If #1 didn't accept #2's analogy, an ordinary conversation along the same lines might go like this:
Young woman #1: Oh, my god, my real estate agent is driving me crazy. He keeps showing us houses that are too far away from the centre of town! I keep trying to guide him in the right direction, but he's just not getting it.
Young woman #2: Oh, jeez. We had to deal with that with our builder, too. They wanted us to build in one of those icky suburbs, and we couldn't convince them that we really wanted a downtown neighbourhood.
Young woman #1: Yeah, but at least you could fire your builder if you wanted to! My real estate agent is Jane's cousin. I just don't know what I should do. Should I fire him or what? Maybe it would be worth the hassle.
Young woman #2: Maybe you should ask Jane what she thinks you should do.
Here, #1 interjects the objection to the analogy into the conversation, and then continues with what she really wanted to ask her friend. Her friend responds by addressing neither her analogy nor the objection, but the original conversation topic. Nothing gets derailed.

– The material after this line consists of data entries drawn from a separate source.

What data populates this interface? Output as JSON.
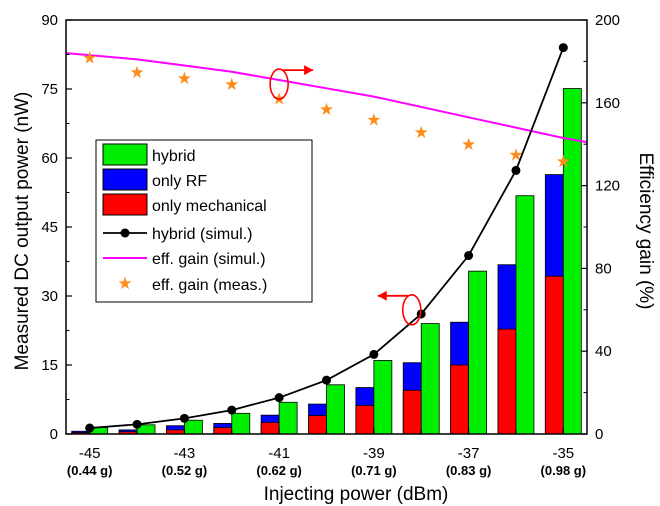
{
  "chart_data": {
    "type": "bar",
    "xlabel": "Injecting power (dBm)",
    "ylabel": "Measured DC output power (nW)",
    "y2label": "Efficiency gain (%)",
    "xlim": [
      -45.5,
      -34.5
    ],
    "ylim": [
      0,
      90
    ],
    "y2lim": [
      0,
      200
    ],
    "x_ticks": [
      -45,
      -43,
      -41,
      -39,
      -37,
      -35
    ],
    "x_tick_labels": [
      "-45",
      "-43",
      "-41",
      "-39",
      "-37",
      "-35"
    ],
    "x_sub_labels": [
      "(0.44 g)",
      "(0.52 g)",
      "(0.62 g)",
      "(0.71 g)",
      "(0.83 g)",
      "(0.98 g)"
    ],
    "y_ticks": [
      0,
      15,
      30,
      45,
      60,
      75,
      90
    ],
    "y_tick_labels": [
      "0",
      "15",
      "30",
      "45",
      "60",
      "75",
      "90"
    ],
    "y2_ticks": [
      0,
      40,
      80,
      120,
      160,
      200
    ],
    "y2_tick_labels": [
      "0",
      "40",
      "80",
      "120",
      "160",
      "200"
    ],
    "x": [
      -45,
      -44,
      -43,
      -42,
      -41,
      -40,
      -39,
      -38,
      -37,
      -36,
      -35
    ],
    "legend_position": "left",
    "colors": {
      "hybrid": "#00ee00",
      "only_rf": "#0000ff",
      "only_mechanical": "#ff0000",
      "simul_line": "#000000",
      "eff_simul": "#ff00ff",
      "eff_meas": "#ff8c1a",
      "annotation": "#ff0000"
    },
    "series": [
      {
        "name": "hybrid",
        "kind": "bar",
        "axis": "left",
        "values": [
          1.4,
          2.0,
          3.0,
          4.5,
          6.9,
          10.7,
          16.0,
          24.0,
          35.4,
          51.8,
          75.1
        ]
      },
      {
        "name": "only RF",
        "kind": "bar-stack-top",
        "axis": "left",
        "values": [
          0.6,
          0.9,
          1.8,
          2.3,
          4.1,
          6.5,
          10.1,
          15.5,
          24.3,
          36.8,
          56.4
        ]
      },
      {
        "name": "only mechanical",
        "kind": "bar-stack-bottom",
        "axis": "left",
        "values": [
          0.3,
          0.5,
          0.9,
          1.4,
          2.5,
          4.0,
          6.2,
          9.5,
          15.0,
          22.8,
          34.3
        ]
      },
      {
        "name": "hybrid (simul.)",
        "kind": "line-marker",
        "axis": "left",
        "values": [
          1.3,
          2.1,
          3.4,
          5.2,
          7.9,
          11.7,
          17.3,
          26.1,
          38.8,
          57.3,
          84.0
        ]
      },
      {
        "name": "eff. gain (simul.)",
        "kind": "line",
        "axis": "right",
        "x": [
          -45.5,
          -44,
          -43,
          -42,
          -41,
          -40,
          -39,
          -38,
          -37,
          -36,
          -35,
          -34.5
        ],
        "values": [
          184,
          181,
          178,
          175,
          171,
          167,
          163,
          158,
          153,
          148,
          143,
          141
        ]
      },
      {
        "name": "eff. gain (meas.)",
        "kind": "scatter-star",
        "axis": "right",
        "values": [
          182,
          175,
          172,
          169,
          162,
          157,
          152,
          146,
          140,
          135,
          132
        ]
      }
    ]
  }
}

This happens all the time in casual conversation. It sounded to me like Rivka was saying in this post something like "when it's a cultural minority talking about her cultural experience, the conversational rules are different." Which may be true, but if it is, that's not without its own problems.
-J
Re: Way, way off topic apart from the last sentence, but probably necessary
Date: 2006-06-05 02:23 am (UTC)I think the problem rivka is talking about is more than just this gone wrong, though. It's a hijacking of the discussion. I suppose that might be more of an effect than an intent, though.
Re: Way, way off topic apart from the last sentence, but probably necessary
Date: 2006-06-05 04:03 am (UTC)But--as the person who brought up this issue to begin with--I assure you that I never meant anything along Rivka's example's lines in the first place. (And having discussed these issues with Rivka in the past, I knew she would realize that.)